An Answer to Barbara C. Bowen

Inge Leimberg

Published in Connotations Vol. 13.3 (2003/04)

Barbara C. Bowen's response to my paper on P. G. Wodehouse gives me great pleasure. She seems to share my appreciation of Wodehouse's genius and craftsmanship, and she makes a helpful and generous offer of critical debate. This includes some blunders of mine, on which we can easily agree. Wanting to point out that Maud (in A Damsel in Distress) entered George's taxi (on page 58) without knowing him at all, while he had fallen in love at first sight with her perhaps a quarter of an hour before, I should have said just that, not "long before"; and identifying that rhyming journalist in the same novel as "Hilaire Belloc," I have tried to be funny but, apparently, succeeded only in being cryptic.

Bowen's question concerning the bibliographical notes to some possible originals of "the pale parabola of Joy" on page 67 is very welcome, because it gives me an opportunity to clear up that chiaroscuro. What happened, was this: I wanted to avoid footnotes, and Connotations wanted to stick to MLA usage. Thus, authors of single poems got mixed up with editors of anthologies, and most of the references were assembled in "Works Cited" under the name of "Roberts" (editor of The Faber Book of Modern Verse), for only some uncannily keen-sighted readers to detect. My shoddy proofreading shows that I do not belong to that class. The answer to Bowen's [→page 275] question, who invented "the deep larder of illusion," is, by the way, Laura Riding did, in "Nor is it written."

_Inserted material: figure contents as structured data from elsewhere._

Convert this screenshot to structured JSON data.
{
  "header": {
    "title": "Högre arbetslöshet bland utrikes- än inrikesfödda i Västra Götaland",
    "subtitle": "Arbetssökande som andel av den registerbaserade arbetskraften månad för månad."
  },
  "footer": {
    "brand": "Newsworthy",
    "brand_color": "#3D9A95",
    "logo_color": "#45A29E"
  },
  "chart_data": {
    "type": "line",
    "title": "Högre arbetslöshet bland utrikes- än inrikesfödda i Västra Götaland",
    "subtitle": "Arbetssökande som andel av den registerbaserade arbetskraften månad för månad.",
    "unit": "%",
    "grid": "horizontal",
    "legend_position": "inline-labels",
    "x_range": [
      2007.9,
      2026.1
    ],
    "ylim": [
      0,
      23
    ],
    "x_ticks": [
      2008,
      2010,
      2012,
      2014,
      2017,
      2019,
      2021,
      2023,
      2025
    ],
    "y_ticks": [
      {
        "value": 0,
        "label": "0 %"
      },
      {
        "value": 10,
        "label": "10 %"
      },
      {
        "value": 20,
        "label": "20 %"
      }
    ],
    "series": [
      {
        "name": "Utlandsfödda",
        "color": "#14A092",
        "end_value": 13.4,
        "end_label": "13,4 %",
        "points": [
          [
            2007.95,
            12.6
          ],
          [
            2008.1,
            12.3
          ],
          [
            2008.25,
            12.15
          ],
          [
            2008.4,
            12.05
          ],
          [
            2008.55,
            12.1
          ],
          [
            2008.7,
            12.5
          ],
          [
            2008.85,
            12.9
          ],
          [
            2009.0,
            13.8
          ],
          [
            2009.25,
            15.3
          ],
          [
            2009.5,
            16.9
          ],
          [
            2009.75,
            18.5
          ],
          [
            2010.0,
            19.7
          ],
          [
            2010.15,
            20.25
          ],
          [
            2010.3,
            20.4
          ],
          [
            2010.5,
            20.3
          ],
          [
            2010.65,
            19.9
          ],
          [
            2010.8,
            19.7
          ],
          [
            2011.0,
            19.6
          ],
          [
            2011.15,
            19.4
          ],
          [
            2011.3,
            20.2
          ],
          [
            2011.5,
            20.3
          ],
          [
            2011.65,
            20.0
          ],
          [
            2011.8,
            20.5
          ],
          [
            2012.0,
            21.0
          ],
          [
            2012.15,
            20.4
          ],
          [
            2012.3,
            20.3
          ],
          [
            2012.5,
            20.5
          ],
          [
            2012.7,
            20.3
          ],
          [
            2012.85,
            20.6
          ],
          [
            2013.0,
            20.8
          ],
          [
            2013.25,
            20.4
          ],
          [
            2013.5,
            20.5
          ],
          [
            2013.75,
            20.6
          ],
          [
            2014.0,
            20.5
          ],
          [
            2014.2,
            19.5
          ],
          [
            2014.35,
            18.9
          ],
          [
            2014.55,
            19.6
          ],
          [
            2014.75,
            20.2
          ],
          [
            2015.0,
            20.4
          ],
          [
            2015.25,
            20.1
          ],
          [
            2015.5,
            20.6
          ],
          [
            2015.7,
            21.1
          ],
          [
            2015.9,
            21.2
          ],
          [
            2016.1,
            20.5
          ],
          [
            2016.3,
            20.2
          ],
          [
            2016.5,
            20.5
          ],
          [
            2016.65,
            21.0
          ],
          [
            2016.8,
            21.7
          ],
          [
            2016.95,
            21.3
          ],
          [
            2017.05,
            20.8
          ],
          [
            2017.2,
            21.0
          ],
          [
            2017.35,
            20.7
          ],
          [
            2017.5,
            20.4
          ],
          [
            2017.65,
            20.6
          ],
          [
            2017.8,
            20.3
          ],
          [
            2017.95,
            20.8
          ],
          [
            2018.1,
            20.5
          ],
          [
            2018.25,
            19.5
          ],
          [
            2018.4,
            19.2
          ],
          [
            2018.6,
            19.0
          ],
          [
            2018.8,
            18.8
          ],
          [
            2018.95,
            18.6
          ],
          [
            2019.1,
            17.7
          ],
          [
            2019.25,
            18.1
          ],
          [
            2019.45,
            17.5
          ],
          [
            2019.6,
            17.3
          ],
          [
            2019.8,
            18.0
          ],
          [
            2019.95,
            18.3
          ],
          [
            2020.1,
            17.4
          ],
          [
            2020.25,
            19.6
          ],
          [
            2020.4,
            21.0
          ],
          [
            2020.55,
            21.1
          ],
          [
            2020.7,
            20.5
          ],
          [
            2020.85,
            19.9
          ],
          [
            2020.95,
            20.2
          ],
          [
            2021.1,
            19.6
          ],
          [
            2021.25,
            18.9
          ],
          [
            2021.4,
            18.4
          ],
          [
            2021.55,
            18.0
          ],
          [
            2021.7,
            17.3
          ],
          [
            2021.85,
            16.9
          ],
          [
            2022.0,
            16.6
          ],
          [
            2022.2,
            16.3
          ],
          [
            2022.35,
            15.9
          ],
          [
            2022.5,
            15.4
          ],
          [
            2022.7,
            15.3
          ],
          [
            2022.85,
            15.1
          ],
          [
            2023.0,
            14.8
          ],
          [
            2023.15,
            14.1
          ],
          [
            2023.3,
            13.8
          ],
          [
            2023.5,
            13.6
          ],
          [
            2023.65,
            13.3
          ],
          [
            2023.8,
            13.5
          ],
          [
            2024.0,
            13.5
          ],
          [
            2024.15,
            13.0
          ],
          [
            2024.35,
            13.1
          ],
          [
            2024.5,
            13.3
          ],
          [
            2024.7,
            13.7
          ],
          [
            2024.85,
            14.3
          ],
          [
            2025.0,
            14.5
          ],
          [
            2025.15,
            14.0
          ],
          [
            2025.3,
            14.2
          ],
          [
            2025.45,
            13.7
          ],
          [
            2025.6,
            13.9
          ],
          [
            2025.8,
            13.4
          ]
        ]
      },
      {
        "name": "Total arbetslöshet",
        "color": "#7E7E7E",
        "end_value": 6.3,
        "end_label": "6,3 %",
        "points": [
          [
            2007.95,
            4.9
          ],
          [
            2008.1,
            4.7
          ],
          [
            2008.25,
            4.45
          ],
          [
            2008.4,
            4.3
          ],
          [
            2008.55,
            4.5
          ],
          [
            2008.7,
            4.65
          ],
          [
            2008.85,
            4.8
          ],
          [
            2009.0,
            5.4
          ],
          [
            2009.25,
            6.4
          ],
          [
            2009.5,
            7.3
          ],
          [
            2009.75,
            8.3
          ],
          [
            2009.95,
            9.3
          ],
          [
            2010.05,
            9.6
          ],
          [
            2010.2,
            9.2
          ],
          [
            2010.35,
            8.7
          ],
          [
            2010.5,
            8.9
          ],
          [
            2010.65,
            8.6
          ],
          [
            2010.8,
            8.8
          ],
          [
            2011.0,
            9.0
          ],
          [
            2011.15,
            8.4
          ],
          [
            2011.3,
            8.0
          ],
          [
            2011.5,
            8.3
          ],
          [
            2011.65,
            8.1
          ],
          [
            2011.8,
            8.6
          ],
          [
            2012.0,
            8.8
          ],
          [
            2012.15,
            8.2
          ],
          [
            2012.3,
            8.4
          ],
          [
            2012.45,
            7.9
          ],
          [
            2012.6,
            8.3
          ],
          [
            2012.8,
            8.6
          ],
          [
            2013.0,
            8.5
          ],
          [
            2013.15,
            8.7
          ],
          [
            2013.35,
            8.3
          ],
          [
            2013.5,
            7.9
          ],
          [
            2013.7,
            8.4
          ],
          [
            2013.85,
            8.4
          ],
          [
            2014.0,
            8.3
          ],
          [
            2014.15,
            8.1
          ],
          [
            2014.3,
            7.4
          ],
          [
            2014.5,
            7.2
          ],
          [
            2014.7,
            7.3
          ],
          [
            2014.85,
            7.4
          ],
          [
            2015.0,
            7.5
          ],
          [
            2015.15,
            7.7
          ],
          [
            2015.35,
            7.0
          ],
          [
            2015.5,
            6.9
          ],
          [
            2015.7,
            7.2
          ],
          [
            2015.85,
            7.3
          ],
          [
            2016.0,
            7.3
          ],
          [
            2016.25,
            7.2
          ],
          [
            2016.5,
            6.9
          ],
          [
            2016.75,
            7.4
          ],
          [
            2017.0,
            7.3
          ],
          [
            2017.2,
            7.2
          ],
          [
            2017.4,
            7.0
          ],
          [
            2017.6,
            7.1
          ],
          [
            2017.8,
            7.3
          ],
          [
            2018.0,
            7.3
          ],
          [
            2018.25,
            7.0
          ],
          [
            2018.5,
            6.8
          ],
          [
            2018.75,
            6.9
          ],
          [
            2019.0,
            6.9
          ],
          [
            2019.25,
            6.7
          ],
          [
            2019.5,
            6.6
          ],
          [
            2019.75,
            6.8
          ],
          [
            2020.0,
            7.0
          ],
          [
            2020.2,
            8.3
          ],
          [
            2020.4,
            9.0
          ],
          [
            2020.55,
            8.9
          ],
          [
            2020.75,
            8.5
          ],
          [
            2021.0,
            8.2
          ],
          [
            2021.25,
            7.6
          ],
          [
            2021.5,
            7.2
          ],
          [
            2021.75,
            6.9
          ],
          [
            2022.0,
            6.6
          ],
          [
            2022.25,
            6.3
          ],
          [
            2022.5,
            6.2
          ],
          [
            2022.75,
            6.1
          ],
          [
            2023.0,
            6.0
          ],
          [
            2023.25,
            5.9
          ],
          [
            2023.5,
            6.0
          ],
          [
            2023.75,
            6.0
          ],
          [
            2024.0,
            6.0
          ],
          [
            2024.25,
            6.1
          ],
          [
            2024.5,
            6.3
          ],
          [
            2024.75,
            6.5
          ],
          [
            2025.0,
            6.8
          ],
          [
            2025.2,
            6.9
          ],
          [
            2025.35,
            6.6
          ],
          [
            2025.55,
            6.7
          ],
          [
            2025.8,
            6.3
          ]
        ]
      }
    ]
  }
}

As to Bowen's suggestion to go on with the interpretation of Wodehouse parodist and find other vistas besides literary parody, especially the linguistic one of mixed idioms and dialects, I whole­heartedly agree with her. Her examples are as delightful as they are striking, and they must be an irresistible challenge for a scholar specialized in that field, but only for such a scholar. Take, for instance, Aunt Daliah's temperamental French chef Anatole, mixing his mother tongue with a totally un-Addisonian English, picked up, if I re­member rightly, in Chicago! I would spring to the task of solving the mystery of this lingo, if only I could. But I can't, since I am not enough of a linguist and, as to my French, I am, like Bertie Wooster, "more or less in the Esker-vous-avez stage" (Right Ho, Jeeves). Literary parody is my job, "Paronomasia in Wodehouse," or "Jeeves and the Cat in the Adage," or "Wodehouse and 'The Ancient Mariner.'" But Barbara C. Bowen has given us an appetite for a very different type of essay, titled, e.g., "This type on my window, making a few faces" (Right Ho, Jeeves), and I would suggest that, having given us all those intriguing examples, and having added, moreover, quite a number of equally intriguing interpretive aspects, she has already begun to write the piece. I am sure that Connotations would be charmed to publish it.